Dalam Sinode, terungkap bahwa masih banyak tenaga ahli dan berdedikasi terkait tugas pendampingan kaum muda. Maka Sinode mengusulkan agar para pendamping ini sungguh-sungguh dipersiapkan baik itu berasal dari kaum hidup bakti maupun dari kaum awam. (CV 244). Ini bukan pekerjaan sambilan yang bisa dikerjakan sambil mengerjakan hal lain. Paus Fransiskus menangkap kemendesakan dalam mempersiapkan pendamping yang sungguh-sungguh siap melaksanakan perutusan ini. Inilah kualitas yang dikehendaki Paus Fransiskus berdasarkan suara orang muda, tentang kualitas seperti apakah yang harus ada dalam seorang pendamping:
Seorang Kristiani yang setia,
Terlibat pada Gereja dan Dunia.
Terus-menerus mencari kekudusan.
Seorang yang mempercayai, bukan menghakimi.
Mendengarkan secara aktif kebutuhan-kebutuhan orang muda, serta mampu memberi jawaban yang tepat
Penuh kasih dan sadar diri.
Mengenali keterbatasan-keterbatasan dirinya
memahami suka-duka hidup rohani.
Perlu diingat, bahwa para kaum muda menghendaki pribadi-pribadi yang autentik, yang pertama-tama mengakui kemanusiaannya. Pemimpin yang terlalu sempurna terkadang memberikan efek yang lebih luas terkait dengan saat-saat jatuh mereka. Perlulah diingat bahwa tugas pendamping adalah berjalan di samping kaum muda. Kebebasan para kaum muda perlu dijaga dan seorang pendamping hendaknya sungguh yakin akan kemampuan orang muda untuk berperan serta dalam hidup Gereja. Peran pendamping akan berkurang ketika mereka mulai menetapkan kriteria-kriteria kaku bagi para siswa yang akan masuk atau tinggal dalam kelompok. Hal ini juga berlaku bagi pendidikan-pendidikan Katolik yang juga dipanggil untuk memberikan pendampingan yang tepat bagi kaum muda. (CV 246-247).
2.4 Rangkuman
Kaum muda bukanlah sekedar orang yang sedang melewati masa muda. Masa muda itu sendiri tidak ada. Paus Fransiskus mengungkapkan, yang ada adalah orang-orang muda dengan kehidupan mereka yang konkret (CV 71). Itulah masa muda. Kaum muda adalah orang-orang muda yang menjalani kehidupannya sehari-hari sebagai orang muda, itulah masa muda. Dari pernyataan ini, dapat kita kenali bahwa pendampingan kaum muda pun tidak bisa memisahkan mereka dari kehidupan mereka.
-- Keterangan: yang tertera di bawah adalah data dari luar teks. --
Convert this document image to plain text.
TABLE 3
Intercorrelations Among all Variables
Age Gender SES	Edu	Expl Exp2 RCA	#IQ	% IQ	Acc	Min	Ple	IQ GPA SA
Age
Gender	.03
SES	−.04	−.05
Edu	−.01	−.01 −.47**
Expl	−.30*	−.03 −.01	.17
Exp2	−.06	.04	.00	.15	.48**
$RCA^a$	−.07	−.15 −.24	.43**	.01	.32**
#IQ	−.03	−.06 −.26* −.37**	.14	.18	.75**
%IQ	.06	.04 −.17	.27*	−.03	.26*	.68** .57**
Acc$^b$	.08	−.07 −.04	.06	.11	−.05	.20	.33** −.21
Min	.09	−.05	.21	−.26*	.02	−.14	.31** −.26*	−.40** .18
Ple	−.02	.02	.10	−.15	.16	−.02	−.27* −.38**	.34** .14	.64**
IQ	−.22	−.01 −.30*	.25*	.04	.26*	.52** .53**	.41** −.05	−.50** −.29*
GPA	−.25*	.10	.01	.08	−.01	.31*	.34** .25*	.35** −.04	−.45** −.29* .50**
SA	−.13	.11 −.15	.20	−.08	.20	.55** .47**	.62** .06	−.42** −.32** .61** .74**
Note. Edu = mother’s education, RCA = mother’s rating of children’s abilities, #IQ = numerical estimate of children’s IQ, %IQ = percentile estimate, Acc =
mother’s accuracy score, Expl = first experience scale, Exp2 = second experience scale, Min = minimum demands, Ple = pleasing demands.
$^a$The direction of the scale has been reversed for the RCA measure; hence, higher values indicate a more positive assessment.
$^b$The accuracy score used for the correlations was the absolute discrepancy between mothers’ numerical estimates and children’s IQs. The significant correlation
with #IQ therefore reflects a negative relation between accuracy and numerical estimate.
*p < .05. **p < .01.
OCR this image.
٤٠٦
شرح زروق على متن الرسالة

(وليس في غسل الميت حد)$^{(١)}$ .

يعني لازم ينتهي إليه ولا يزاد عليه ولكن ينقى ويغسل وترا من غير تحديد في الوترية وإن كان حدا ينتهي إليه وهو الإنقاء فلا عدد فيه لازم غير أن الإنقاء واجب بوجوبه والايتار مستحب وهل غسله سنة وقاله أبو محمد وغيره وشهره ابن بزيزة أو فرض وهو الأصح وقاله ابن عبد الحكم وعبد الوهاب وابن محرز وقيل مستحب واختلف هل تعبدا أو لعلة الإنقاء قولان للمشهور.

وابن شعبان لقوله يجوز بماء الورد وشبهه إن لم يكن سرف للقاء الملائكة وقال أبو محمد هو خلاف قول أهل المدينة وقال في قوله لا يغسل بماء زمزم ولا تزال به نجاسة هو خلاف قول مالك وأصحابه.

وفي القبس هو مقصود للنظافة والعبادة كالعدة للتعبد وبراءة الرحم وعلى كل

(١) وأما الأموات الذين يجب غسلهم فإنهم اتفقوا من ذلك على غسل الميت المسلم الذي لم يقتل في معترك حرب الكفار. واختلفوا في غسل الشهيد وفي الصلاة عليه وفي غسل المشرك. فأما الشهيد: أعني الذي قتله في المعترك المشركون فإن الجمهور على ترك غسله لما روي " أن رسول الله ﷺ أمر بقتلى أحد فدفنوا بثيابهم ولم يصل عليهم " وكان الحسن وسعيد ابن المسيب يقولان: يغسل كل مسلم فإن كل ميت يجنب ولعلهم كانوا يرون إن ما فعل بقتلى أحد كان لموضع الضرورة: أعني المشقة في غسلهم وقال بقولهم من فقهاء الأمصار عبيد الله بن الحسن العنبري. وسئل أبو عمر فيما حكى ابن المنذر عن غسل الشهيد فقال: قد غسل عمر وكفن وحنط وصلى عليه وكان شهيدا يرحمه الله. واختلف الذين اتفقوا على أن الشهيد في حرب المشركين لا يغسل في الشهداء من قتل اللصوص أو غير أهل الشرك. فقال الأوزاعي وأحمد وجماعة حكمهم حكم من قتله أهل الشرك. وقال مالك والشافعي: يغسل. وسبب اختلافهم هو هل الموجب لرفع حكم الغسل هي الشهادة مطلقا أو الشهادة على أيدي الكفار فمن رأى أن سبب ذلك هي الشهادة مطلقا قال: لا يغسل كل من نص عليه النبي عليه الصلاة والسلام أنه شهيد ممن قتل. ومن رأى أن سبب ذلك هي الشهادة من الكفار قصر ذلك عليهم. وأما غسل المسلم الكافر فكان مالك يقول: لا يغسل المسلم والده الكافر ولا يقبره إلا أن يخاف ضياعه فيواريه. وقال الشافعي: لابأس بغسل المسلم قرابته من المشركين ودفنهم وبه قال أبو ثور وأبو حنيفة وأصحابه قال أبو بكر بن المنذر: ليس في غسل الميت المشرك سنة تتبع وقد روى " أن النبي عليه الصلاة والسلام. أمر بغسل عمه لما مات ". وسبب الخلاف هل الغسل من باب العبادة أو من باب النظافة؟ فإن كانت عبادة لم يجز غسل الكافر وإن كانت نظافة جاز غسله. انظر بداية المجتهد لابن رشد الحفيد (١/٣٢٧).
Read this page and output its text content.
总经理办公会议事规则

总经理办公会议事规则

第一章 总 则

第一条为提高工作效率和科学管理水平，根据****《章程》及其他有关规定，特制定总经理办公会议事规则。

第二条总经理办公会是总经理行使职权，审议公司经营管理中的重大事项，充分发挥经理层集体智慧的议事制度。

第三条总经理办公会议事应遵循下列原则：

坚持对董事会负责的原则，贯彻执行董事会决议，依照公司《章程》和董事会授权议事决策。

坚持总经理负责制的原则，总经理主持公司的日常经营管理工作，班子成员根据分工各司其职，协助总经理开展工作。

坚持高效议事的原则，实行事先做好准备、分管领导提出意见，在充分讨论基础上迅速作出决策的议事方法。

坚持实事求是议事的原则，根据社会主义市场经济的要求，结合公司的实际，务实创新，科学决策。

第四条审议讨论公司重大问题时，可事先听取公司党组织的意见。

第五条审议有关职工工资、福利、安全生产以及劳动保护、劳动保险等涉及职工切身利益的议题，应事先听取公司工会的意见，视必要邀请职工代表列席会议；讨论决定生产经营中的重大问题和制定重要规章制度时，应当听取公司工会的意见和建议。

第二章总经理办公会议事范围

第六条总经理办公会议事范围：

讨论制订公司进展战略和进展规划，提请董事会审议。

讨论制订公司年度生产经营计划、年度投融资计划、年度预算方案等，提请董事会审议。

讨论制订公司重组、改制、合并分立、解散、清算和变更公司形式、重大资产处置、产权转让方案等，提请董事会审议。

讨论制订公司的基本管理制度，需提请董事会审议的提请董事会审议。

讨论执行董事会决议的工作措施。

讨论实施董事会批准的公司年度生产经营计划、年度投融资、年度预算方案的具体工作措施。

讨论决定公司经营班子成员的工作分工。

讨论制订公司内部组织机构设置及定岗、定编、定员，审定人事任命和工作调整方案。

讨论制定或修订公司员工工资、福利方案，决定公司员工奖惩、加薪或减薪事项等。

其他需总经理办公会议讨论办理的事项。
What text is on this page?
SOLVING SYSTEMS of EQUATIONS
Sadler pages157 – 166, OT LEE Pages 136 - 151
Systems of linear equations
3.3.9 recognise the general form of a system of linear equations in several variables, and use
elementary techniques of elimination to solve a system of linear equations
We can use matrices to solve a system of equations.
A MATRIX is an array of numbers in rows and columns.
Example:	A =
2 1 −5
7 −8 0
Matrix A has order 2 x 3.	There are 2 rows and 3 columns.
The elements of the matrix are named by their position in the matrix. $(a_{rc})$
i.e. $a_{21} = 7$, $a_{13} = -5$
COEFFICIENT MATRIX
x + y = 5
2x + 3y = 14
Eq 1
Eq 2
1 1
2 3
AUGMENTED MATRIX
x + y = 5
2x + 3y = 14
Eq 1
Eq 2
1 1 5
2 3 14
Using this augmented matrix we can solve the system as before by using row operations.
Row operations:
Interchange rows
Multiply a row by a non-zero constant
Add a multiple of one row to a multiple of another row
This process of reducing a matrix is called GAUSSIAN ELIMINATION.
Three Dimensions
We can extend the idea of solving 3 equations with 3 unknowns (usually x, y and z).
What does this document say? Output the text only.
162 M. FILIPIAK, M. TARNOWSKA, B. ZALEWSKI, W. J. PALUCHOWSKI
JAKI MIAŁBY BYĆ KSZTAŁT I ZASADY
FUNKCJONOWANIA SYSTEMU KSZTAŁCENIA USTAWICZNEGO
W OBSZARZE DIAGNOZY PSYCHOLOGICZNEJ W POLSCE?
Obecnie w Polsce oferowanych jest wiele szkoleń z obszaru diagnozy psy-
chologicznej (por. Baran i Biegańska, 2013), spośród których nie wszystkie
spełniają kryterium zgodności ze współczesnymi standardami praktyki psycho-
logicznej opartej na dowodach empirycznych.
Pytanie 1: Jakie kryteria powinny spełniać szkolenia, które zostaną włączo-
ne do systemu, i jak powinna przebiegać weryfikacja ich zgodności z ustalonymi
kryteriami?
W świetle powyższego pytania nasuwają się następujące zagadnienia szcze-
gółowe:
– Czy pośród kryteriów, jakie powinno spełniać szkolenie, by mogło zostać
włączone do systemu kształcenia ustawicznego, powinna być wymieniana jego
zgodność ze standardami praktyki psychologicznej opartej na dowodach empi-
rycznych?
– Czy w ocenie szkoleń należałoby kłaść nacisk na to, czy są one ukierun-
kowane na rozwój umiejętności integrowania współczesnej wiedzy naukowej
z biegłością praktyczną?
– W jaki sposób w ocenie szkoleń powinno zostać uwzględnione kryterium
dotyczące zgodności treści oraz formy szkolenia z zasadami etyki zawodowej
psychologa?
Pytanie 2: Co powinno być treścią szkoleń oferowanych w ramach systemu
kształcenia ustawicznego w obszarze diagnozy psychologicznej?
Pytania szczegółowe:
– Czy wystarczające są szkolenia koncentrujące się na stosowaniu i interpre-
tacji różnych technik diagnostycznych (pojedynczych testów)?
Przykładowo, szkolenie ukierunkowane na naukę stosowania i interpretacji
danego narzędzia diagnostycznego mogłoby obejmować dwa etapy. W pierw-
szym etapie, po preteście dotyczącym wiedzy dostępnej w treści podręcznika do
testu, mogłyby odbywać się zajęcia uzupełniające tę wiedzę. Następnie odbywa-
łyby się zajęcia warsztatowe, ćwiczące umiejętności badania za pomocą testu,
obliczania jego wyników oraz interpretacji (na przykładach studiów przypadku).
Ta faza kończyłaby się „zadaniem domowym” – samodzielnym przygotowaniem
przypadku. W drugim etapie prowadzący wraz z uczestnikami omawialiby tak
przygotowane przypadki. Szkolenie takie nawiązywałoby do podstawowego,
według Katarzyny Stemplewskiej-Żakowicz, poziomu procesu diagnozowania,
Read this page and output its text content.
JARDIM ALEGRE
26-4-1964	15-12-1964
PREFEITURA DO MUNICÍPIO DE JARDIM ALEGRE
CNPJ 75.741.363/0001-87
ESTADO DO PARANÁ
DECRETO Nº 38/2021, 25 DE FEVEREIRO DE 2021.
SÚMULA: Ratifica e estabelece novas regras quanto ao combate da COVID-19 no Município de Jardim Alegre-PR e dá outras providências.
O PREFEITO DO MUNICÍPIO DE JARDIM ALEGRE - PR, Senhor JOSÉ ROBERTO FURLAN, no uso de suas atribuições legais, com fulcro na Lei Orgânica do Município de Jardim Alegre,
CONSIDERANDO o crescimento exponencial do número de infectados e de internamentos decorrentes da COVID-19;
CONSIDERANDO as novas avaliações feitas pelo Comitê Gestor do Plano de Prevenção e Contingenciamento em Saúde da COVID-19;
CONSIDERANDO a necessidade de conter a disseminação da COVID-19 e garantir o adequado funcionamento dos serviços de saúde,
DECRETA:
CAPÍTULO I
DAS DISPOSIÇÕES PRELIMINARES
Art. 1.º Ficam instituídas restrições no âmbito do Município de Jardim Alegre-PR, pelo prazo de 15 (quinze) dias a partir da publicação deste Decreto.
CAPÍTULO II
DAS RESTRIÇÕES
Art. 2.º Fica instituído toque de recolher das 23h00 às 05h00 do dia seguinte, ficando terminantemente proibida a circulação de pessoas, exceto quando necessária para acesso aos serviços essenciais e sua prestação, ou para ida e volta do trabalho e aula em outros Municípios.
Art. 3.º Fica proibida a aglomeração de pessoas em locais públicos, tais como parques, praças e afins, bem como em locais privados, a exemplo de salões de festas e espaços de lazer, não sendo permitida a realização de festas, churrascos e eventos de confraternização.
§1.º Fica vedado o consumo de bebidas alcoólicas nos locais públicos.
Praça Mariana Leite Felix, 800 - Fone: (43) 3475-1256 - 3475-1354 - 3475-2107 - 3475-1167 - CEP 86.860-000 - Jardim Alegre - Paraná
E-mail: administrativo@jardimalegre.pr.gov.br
Menemani dan mendampingi kaum muda perlu melihat dan mengenal kaum muda beserta kehidupan mereka. Orang muda perlu dibantu untuk menyambut kedewasaan mereka dan hidup secara penuh (CV 134).
Memperlakukan kaum muda tidak bisa sama dengan seperti memperlakukan anak-anak atau orang dewasa, sebab mereka ada di tahap yang berbeda. Bahkan dalam sifat-sifat kepribadiannya, kaum muda punya corak yang berbeda dengan orang dewasa dan anak-anak.[3] Gereja menyadari bahwa selama ini belum memberikan metode yang tepat dalam mendampingi kaum muda. Paus Fransiskus mengungkapkan bahwa Gereja tergoda untuk menyiapkan jawaban siap pakai dan bahkan lebih jauh lagi cenderung mendaftar hal-hal negatif dari kaum muda (CV 65-66).
Kaum muda hidup dalam krisis dan hal-hal krusial yang dihadirkan zaman ini. Gereja perlu menjadi seperti Yesus yang hadir bagi kaum muda. Perjalanan Emaus menjadi model ideal pendampingan kaum muda. Paus Fransiskus ingin agar Gereja bisa seperti Yesus, yang hadir di tengah-tengah, berjalan bersama, mendengarkan mereka bercerita, membuka mata mereka, memberikan kesadaran baru, dan mendorong semangat mereka untuk bermisi (CV 67).
Paus Fransiskus mengungkapkan bahwa Gereja perlu hadir mendengarkan kaum muda. Selain itu Gereja juga perlu untuk menjadi lebih terbuka, bahkan lebih jauh lagi melibatkan kaum muda dalam aneka dinamika Gereja. Kendati kaum muda belum sepenuhnya dewasa, kaum muda tetaplah bukan anak-anak yang masih tergantung dengan orang tuanya. Kaum muda sudah dapat dilibatkan dalam tanggung-jawab bersama dengan orang dewasa. Dengan segala impian dan kreativitas yang mereka miliki, kaum muda dapat turut memberi warna pada dinamika kehidupan Gereja.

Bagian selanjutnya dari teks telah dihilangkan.